Je plonge mon nez dans cette fente, elle sent fort. Je la lèche, la suce, lui écarte les lèvres avec mon nez, ma langue. Ses soupirs deviennent sanglots, bruyants, profonds. Je grimpe sur le bureau, nu moi aussi, et je la pénètre profondément. Après quelques allées venues dans ses entrailles, j'explose. Et elle explose.

J'ai eu du mal à expliquer aux étudiants pourquoi leurs copies étaient ainsi chiffonnées, maculées ....

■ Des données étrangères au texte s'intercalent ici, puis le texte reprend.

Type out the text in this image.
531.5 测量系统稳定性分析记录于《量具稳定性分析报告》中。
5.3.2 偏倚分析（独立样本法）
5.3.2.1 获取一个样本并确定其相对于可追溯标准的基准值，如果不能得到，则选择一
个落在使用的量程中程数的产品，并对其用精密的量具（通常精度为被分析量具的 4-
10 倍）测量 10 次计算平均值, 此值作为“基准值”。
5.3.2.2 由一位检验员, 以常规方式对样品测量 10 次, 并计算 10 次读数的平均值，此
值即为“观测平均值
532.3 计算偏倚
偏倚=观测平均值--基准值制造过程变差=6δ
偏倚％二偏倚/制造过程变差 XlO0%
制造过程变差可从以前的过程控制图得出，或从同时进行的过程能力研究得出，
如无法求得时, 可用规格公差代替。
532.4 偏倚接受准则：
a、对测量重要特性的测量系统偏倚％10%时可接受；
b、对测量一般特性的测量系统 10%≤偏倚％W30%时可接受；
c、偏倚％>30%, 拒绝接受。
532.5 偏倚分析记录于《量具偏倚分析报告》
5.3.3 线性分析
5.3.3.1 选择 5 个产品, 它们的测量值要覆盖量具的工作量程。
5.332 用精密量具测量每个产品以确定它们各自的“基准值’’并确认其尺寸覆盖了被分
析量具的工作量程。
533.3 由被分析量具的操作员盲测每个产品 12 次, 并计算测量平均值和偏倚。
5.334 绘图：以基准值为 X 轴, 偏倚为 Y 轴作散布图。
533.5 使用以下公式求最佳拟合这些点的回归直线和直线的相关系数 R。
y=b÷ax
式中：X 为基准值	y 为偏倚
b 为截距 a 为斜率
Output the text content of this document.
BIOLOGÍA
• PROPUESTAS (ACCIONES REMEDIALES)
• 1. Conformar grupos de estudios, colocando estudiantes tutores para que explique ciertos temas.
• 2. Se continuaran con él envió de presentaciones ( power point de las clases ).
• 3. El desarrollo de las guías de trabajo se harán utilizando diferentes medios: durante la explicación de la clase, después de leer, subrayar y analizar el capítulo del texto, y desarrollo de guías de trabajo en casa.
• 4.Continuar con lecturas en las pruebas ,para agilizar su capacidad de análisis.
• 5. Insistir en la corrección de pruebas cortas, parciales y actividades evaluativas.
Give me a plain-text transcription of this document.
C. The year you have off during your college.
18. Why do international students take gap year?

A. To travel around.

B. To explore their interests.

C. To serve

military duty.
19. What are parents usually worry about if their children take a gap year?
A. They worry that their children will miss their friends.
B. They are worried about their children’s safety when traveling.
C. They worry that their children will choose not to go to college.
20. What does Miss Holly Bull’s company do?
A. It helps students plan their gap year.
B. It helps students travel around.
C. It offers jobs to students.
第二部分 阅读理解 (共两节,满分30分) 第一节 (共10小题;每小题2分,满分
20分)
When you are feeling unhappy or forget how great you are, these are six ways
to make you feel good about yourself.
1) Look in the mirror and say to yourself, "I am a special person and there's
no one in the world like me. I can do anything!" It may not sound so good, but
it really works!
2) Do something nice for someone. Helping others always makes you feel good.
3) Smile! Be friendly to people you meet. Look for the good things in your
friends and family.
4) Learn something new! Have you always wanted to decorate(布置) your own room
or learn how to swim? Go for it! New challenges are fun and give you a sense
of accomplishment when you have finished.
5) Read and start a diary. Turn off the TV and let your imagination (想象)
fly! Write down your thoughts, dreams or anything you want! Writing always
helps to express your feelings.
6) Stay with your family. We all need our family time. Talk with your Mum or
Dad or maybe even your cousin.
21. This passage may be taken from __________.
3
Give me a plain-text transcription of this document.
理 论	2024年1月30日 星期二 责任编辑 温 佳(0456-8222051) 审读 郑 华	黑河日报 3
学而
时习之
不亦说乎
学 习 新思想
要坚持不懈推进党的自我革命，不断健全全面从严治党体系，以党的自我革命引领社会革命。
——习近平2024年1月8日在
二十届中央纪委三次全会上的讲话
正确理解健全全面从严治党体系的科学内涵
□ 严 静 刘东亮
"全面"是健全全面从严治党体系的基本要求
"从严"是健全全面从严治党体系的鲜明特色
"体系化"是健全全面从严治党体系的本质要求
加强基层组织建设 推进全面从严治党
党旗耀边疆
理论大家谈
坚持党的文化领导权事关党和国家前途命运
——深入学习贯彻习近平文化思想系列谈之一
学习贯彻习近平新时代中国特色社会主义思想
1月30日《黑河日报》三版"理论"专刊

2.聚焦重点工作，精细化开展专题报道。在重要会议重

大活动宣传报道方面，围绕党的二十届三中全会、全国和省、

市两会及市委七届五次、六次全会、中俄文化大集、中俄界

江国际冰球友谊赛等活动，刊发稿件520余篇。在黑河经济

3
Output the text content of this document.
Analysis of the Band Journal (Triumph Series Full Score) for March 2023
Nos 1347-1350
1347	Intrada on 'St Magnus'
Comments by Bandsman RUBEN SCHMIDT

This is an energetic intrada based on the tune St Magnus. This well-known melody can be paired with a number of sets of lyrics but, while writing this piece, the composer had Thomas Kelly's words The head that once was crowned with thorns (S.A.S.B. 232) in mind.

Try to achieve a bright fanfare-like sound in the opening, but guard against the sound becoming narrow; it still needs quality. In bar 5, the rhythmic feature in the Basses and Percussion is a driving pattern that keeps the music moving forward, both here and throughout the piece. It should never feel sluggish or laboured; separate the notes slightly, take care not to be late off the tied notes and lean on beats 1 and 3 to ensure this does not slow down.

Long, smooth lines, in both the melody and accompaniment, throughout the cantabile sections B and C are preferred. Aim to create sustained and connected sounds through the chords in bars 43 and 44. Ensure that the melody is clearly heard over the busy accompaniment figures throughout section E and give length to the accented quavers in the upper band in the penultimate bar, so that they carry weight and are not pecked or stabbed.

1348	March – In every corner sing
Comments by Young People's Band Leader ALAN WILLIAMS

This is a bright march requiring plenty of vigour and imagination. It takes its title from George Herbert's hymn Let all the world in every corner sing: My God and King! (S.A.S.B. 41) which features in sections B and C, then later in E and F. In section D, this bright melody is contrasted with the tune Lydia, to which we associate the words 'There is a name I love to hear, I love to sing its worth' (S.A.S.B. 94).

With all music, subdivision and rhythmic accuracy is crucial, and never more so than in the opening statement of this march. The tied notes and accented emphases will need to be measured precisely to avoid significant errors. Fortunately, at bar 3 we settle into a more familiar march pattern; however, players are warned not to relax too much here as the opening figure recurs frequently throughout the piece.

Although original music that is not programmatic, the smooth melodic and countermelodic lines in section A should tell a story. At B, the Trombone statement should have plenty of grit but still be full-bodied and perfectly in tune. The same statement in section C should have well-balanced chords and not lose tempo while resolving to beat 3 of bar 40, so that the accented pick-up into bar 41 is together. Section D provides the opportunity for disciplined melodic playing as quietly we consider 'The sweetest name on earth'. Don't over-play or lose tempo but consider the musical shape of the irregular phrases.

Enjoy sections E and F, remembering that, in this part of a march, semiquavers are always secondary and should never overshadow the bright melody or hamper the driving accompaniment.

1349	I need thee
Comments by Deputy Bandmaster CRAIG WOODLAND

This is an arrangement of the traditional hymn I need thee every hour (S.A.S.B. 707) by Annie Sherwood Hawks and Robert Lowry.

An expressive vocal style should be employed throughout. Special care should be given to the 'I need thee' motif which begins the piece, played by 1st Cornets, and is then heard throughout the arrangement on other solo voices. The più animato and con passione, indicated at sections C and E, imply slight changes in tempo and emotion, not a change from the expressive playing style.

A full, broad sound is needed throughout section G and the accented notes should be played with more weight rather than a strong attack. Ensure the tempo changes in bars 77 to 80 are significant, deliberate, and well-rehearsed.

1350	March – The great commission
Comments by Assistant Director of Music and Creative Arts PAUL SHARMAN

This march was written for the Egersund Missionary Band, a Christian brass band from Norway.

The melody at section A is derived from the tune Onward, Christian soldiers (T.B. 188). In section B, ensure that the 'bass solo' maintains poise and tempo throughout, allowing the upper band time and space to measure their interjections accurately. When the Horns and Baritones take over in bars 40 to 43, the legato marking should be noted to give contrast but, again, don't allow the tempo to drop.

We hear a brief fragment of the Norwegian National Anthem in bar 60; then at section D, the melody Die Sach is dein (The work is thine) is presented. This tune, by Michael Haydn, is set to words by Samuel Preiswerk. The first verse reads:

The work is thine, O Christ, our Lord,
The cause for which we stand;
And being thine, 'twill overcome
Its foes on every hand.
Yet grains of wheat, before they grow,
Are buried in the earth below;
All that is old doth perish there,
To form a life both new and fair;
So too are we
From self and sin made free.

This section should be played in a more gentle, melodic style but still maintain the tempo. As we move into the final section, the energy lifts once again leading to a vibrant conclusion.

Nous avons déjeuné ensemble, comme prévu. Mais prolongé cela l'après-midi à l'hôtel. On eu le temps de se parler : Elle s'appelle Michelle (avec deux l, insiste-t-elle), non, elle ne se parfume jamais !! C'est son parfum naturel qui m'a ensorcelé. Elle a trois enfants, une fille de 14 ans, et deux jumeaux de 12 ans. C'est la première fois en quinze ans de mariage qu'elle trompe son mari. Elle ne dira rien à son mari, ce restera son secret. Elle n'a jamais, jamais, joui comme ce midi, sur mon bureau.

Cela s'est passé au mois d'avril, je suis tombé sur votre site par hasard hier, et j'ai pensé que le récit de ma rencontre avec la conseillère d'orientation de l'université pouvait intéresser vos lecteurs.